Так мы мирно жили около полугода, когда однажды привезли почту. Парамонов был в отъезде, и почту принимал его секретарь из заключенных Рязанов, который оказался вовсе не агрономом, а каким-то эсперантистом, что, впрочем, не мешало ему ловко снимать шкуры с павших лошадей, гнуть толстые железные трубы, наполняя их песком и раскаляя на костре, и вести всю канцелярию начальника.
– Смотри-ка, – сказал он мне, – какое заявление на имя Фризоргера прислали.
В пакете было казенное отношение с просьбой познакомить заключенного Фризоргера (статья, срок) с заявлением его дочери, копия которого прилагалась. В заявлении она коротко и ясно писала, что, убедившись в том, что отец является врагом народа, она отказывается от него и просит считать родство не бывшим.
Рязанов повертел в руках бумажку.
– Экая пакость, – сказал он. – Для чего ей это нужно? В партию, что ли, вступает?
Я думал о другом: для чего пересылать отцу-арестанту такие заявления? Есть ли это вид своеобразного садизма, вроде практиковавшихся извещений родственникам о мнимой смерти заключенного, или просто желание выполнить все по закону? Или еще что?
– Слушай, Ванюшка, – сказал я Рязанову. – Ты регистрировал почту?
– Где же, только сейчас пришла.
– Отдай-ка мне этот пакет. – и я рассказал Рязанову, в чем дело.
– А письмо? – сказал он неуверенно. – Она ведь напишет, наверное, и ему.
– Письмо ты тоже задержишь.
– Ну бери.
Я скомкал пакет и бросил его в открытую дверцу топящейся печки.
Через месяц пришло и письмо, такое же короткое, как и заявление, и мы его сожгли в той же самой печке.

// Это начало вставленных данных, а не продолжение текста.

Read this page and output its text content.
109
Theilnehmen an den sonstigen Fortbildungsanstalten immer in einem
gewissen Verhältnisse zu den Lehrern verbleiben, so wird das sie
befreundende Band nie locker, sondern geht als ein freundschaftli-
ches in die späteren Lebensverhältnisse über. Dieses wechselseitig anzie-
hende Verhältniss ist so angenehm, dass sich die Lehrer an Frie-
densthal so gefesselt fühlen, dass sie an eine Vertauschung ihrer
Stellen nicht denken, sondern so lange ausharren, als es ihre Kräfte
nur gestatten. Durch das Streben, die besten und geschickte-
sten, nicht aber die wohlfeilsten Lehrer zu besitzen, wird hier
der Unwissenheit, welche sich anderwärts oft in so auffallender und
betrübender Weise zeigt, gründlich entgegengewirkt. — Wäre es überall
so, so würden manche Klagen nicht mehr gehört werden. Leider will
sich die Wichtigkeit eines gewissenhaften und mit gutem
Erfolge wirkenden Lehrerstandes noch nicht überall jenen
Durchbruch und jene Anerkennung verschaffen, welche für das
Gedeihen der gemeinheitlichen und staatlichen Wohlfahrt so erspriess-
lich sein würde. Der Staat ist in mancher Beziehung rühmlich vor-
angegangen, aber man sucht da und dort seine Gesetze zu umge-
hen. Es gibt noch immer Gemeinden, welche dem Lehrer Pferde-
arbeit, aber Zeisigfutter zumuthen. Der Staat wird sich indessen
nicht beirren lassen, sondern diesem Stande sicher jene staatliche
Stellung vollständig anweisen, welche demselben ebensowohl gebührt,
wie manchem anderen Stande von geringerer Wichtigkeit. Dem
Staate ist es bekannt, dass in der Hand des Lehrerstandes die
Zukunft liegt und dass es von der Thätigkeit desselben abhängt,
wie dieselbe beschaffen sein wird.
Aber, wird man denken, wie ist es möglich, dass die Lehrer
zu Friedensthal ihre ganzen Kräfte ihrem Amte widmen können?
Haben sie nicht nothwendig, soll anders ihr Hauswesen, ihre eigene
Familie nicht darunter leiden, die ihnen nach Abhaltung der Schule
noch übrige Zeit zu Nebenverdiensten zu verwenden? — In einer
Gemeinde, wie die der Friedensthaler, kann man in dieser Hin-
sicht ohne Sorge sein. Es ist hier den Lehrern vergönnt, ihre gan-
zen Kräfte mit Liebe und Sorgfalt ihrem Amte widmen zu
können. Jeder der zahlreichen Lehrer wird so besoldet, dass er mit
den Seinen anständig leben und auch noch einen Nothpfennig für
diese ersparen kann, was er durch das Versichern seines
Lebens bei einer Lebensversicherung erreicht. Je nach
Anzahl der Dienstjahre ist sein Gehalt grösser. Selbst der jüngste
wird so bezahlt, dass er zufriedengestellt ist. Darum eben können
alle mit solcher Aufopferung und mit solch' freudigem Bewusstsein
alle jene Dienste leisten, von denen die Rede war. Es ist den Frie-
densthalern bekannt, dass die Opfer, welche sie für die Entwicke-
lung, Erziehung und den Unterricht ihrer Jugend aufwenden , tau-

Вскоре меня куда-то увезли, а Фризоргер остался, и как он жил дальше – я не знаю. Я часто вспоминал его, пока были силы вспоминать. Слышал его дрожащий, взволнованный шепот: «Питер, Пауль, Маркус…»
Ягоды
Фадеев сказал:
– Подожди-ка, я с ним сам поговорю, – подошел ко мне и поставил приклад винтовки около моей головы.
Я лежал в снегу, обняв бревно, которое я уронил с плеча и не мог поднять и занять свое место в цепочке людей, спускающихся с горы, – у каждого на плече было бревно, «палка дров», у кого побольше, у кого поменьше: все торопились домой, и конвоиры и заключенные, всем хотелось есть, спать, очень надоел бесконечный зимний день. А я – лежал в снегу.
Фадеев всегда говорил с заключенными на «вы».
– Слушайте, старик, – сказал он, – быть не может, чтобы такой лоб, как вы, не мог нести такого полена, палочки, можно сказать. Вы явный симулянт. Вы фашист. В час, когда наша родина сражается с врагом, вы суете ей палки в колеса.
– Я не фашист, – сказал я, – я больной и голодный человек. Это ты фашист. Ты читаешь в газетах, как фашисты убивают стариков. Подумай о том, как ты будешь рассказывать своей невесте, что ты делал на Колыме.
Мне было все равно. Я не выносил розовощеких, здоровых, сытых, хорошо одетых, я не боялся. Я согнулся, защищая живот, но и это было прародительским, инстинктивным движением – я вовсе не боялся ударов в живот. Фадеев ударил меня сапогом в спину. Мне стало внезапно тепло, а совсем не больно. Если я умру – тем лучше.
– Послушайте, – сказал Фадеев, когда повернул меня лицом к небу носками своих сапог. – Не с первым с вами я работаю и повидал вашего брата.